Wood box gutters were the premiere gutter design for the drainage of rain water from roofs in the United States from 1890 to 1925, and can still be found on houses today. Box gutters are actually built off of the rafters of the building, they are not hung from the building as metal gutters are. These wood gutters must be lined with metal. Traditionally, tin has been used most often because it's affordable and easy to work with. The downside is that it has to be painted at the time of installation and repainted every 8 to 10 years. Using copper to line box gutters is expensive, but once it's installed, it is maintenance free.
Cut mini notched rafters called "lookouts" from the 2- by 6-inch roofing lumber stock.
Nail each lookout to a rafter. The bottom edge of the lookout should rest on the top of the wall, extending passed the outside face of the wall and the edge of the roof. Successive lookouts must each be notched to create sufficient slope to ensure rainwater will readily flow downhill when the gutter is lined with metal.
Nail 1-inch thick lumber to the top of the notched edge of the lookout to support the bottom of the metal liner.
Nail a fascia strip to the outside end of the lookout. The height of the fascia strip determines the outside slope of the gutter and will vary per the individual building size.
Line the wood gutter with either tin coated steel sheeting or rolled copper. To calculate the gutter box size and determine the dimensions of the metal insert, use the "Load and Run Box Cutter Calculator" in Resources (please note this is a metric calculator so conversion may be necessary) with following the steps.
Open the calculator and enter the square footage of the side of the roof the water is flowing down in the box labelled "Roof Catchment Area."
Type the rainfall intensity for your location in the "Rainfall Intensity" box. You can get this information from your local weather bureau.
Type in your "Trial Box Gutter Width." This is an estimate of what you think the gutter width should be.
Type in an estimate of your "roof slope" in degrees.
Enter "16" in the box labelled "Box Gutter Slope." This number represents the average slope for a gutter.

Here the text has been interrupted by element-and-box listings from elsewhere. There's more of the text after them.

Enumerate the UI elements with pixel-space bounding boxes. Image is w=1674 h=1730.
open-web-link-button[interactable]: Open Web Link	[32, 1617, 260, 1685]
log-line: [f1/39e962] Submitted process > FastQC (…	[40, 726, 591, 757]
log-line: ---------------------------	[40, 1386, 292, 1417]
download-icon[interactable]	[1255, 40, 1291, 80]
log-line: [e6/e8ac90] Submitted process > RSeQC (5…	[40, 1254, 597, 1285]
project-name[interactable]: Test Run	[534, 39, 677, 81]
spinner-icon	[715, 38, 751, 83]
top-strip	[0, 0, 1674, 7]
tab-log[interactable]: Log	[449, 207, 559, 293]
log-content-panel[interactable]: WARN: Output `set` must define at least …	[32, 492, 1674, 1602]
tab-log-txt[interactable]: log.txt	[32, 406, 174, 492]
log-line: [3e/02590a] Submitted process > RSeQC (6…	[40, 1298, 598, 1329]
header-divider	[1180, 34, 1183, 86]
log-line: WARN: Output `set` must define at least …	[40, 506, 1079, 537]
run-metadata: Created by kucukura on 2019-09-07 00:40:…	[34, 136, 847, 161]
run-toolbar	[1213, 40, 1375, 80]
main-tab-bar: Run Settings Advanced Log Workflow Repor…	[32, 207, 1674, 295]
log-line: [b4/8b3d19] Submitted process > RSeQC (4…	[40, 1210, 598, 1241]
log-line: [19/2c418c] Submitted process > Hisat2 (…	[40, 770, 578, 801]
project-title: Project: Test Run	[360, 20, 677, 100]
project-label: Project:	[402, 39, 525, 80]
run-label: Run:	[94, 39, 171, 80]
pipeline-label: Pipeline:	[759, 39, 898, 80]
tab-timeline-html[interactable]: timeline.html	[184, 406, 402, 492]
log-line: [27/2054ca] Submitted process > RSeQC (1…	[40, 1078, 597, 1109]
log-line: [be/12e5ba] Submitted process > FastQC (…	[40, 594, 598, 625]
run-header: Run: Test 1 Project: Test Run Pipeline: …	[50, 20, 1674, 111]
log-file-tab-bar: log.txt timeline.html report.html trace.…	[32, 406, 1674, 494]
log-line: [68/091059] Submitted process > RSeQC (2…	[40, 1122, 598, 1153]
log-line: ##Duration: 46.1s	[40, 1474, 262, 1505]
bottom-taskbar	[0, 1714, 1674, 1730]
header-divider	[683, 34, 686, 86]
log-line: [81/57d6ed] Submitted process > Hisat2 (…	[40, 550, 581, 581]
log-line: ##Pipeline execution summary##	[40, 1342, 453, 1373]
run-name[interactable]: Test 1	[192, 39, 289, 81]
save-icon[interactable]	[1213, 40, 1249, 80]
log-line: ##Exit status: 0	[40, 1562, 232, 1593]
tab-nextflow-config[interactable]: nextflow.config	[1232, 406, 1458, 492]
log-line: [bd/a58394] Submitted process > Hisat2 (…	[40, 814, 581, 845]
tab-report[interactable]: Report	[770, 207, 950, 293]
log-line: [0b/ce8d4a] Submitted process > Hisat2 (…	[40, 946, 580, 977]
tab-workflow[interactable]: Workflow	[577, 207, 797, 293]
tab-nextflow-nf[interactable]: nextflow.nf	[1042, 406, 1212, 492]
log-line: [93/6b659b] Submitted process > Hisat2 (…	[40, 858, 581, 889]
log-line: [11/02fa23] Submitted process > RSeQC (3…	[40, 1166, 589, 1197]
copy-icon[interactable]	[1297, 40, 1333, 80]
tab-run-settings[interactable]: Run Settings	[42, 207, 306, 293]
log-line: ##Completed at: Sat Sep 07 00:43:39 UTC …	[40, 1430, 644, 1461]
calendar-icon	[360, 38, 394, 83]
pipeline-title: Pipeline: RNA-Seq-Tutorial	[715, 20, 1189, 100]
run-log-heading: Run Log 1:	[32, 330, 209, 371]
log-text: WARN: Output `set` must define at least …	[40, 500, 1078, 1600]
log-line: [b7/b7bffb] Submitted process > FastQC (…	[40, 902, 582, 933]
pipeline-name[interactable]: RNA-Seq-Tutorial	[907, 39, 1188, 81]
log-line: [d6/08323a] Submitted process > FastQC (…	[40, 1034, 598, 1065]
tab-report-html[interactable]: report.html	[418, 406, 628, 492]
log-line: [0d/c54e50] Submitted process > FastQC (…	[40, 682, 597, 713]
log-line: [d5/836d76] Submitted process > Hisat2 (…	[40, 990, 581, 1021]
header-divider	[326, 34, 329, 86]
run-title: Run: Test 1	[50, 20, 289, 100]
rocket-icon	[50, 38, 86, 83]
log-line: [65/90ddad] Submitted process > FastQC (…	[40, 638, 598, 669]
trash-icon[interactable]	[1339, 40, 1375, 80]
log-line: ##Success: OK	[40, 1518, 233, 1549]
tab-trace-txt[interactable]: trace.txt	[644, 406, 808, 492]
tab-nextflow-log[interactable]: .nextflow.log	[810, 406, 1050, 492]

Click "Calculate" to get the final dimensions of the inside metal gutter insert.
Create S joints where two sections of the metal have to be soldered together. An S joint is created by bending the flat edge over on each sheet of the metal where two sections are joined. Bend over a minimum of 3/8 of an inch.
Hook the two bent edges into each other to form the interlocking S joint and then flatten the joint with a rubber mallet.
Heat the metal with a torch and flow enough solder until the S joint is completely coated with solder. Solder in all downspout connections.
Bend the metal to fit the dimensions of the wood gutter.
Clean the surface of the tin using a rag and paint thinner or white spirit. Prime the metal with a coat of metal primer. Let it dry and paint a top coat of exterior paint within 24 hours of painting the primer coat on. Insert the metal liner into the wood gutter.
To avoid having to paint the metal used for the gutter lining, consider installing a rubber membrane, the kind used on roofs, to the face of the metal gutter lining. Paint the outside of the gutter fascia board to match the rest of the house.
You will be flowing large amounts of solder, wear safety goggles to protect your eyes from any solder that might boil up and fly through the air.